If you are used to Python conventions, please note that all indices consistently start at 1.
The Lua function table.foreach has been deprecated in favour of the for in
statement, but such an operation becomes particularly useful with the higher-order function support in Penlight. Note that tablex.foreach reverses the order, so that the function is passed the value and then the key. Although perverse, this matches the intended use better.
The only important external dependence of Penlight is LuaFileSystem (lfs
), and if you want dir.copyfile to work cleanly on Windows, you will need alien
as well. (The fallback is to call the equivalent shell commands.)
Some of the examples in this guide were created using ilua, which doesn't require '=' to print out expressions, and will attempt to print out table results as nicely as possible. This is also available under Lua for Windows, as a library, so the command lua -lilua -s
will work (the s option switches off 'strict' variable checking, which is annoying and conflicts with the use of _DEBUG
in some of these libraries.
To Inject or not to Inject?
It was realized a long time ago that large programs needed a way to keep names distinct by putting them into tables (Lua), namespaces (C++) or modules (Python). It is obviously impossible to run a company where everyone is called 'Bruce', except in Monty Python skits. These 'namespace clashes' are more of a problem in a simple language like Lua than in C++, because C++ does more complicated lookup over 'injected namespaces'. However, in a small group of friends, 'Bruce' is usually unique, so in particular situations it's useful to drop the formality and not use last names. It depends entirely on what kind of program you are writing, whether it is a ten line script or a ten thousand line program.

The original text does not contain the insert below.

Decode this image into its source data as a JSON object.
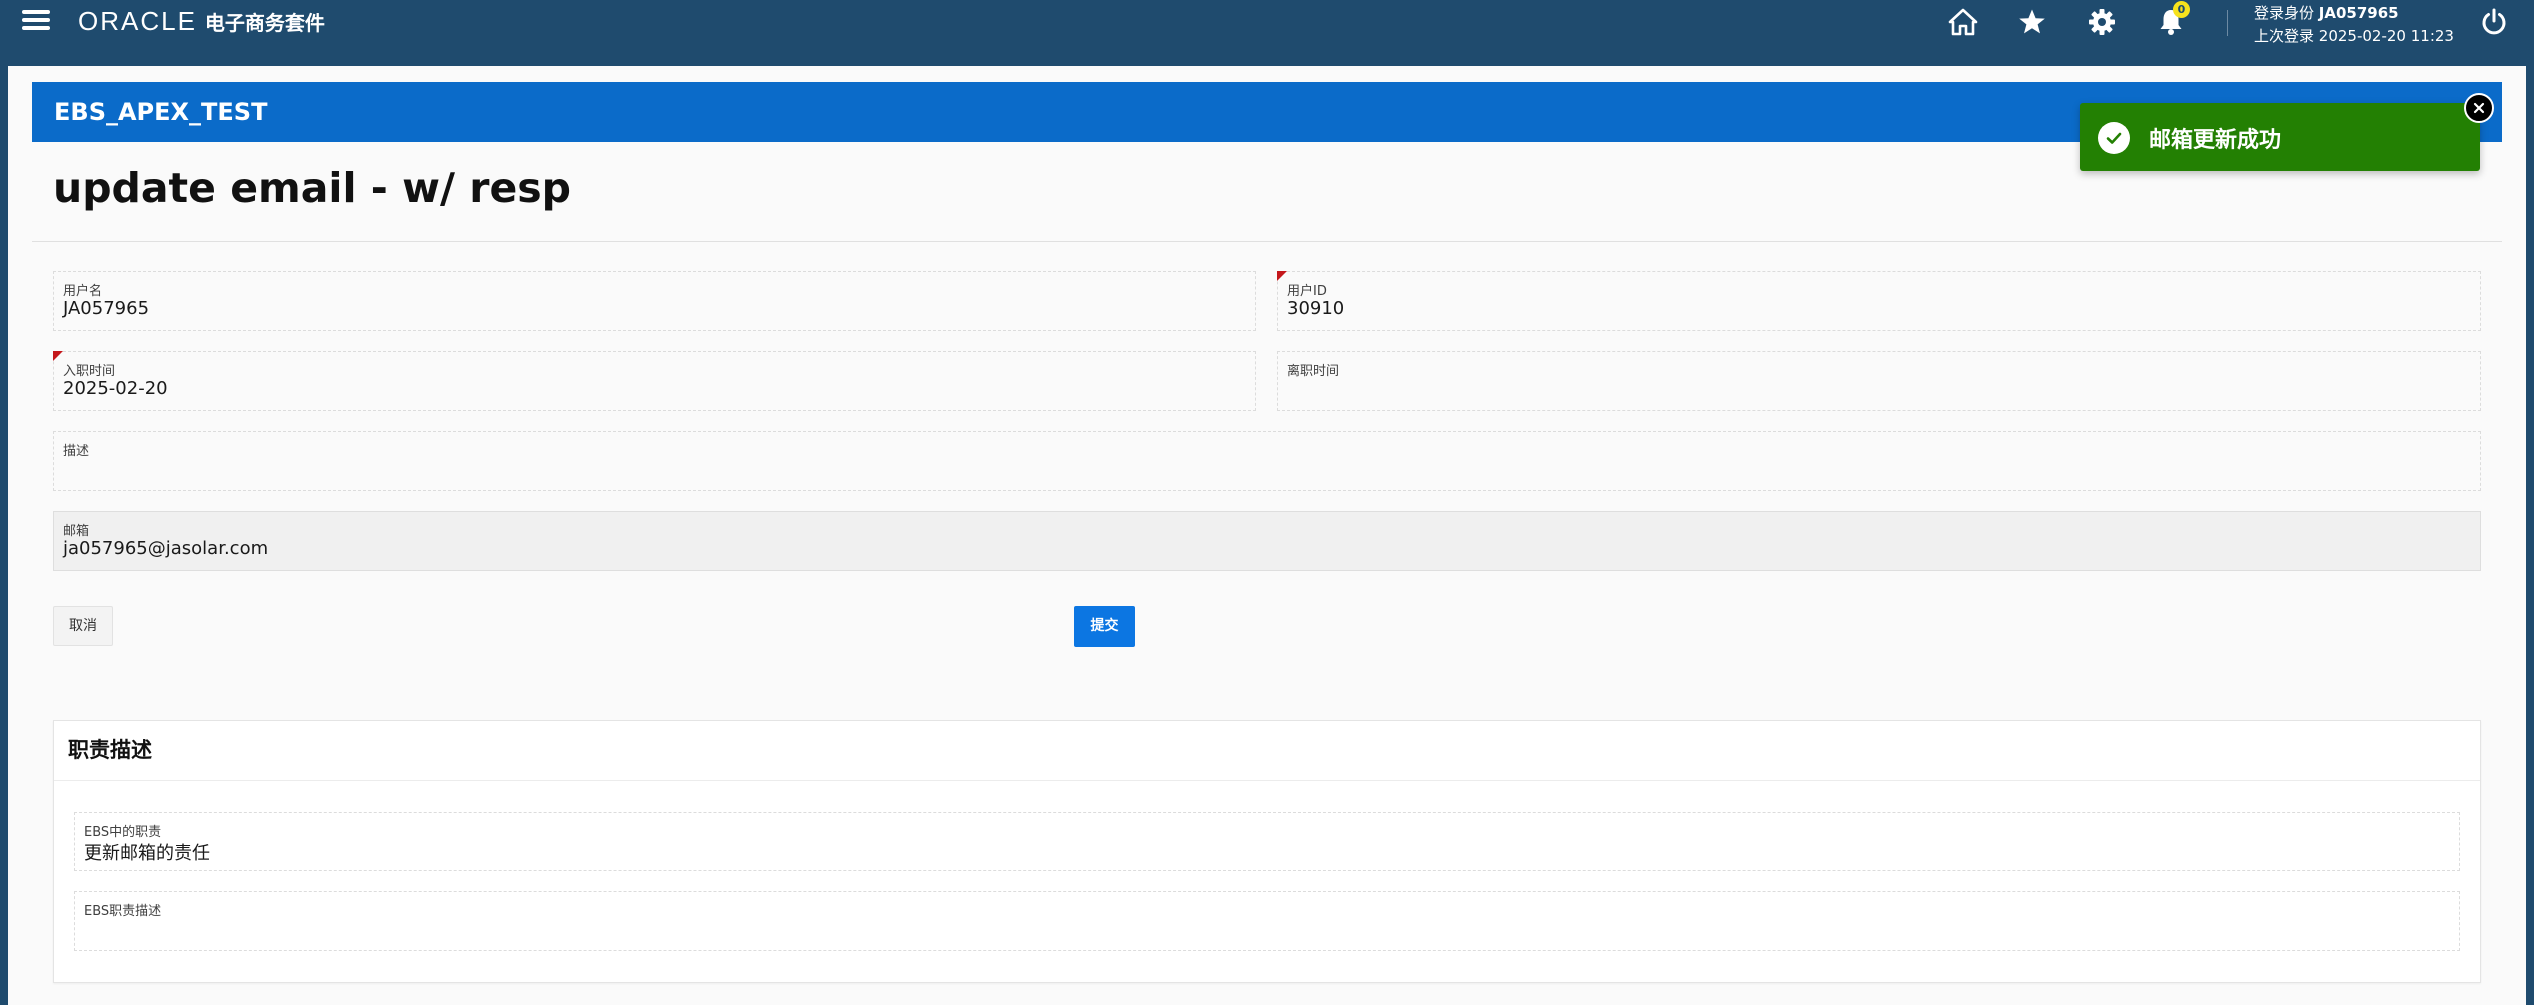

So the Penlight library provides the formal way and the informal way, without imposing any preference. You can do it formally like:
local utils = require 'pl.utils' utils.printf("%s\n","hello, world!")
or informally like:
require 'pl' utils.printf("%s\n","That feels better")
require 'pl'
makes all the separate Penlight modules available, without needing to require them each individually.. Generally, the formal way is better when writing modules, since then there are no global side-effects and the dependencies of your module are made explicit.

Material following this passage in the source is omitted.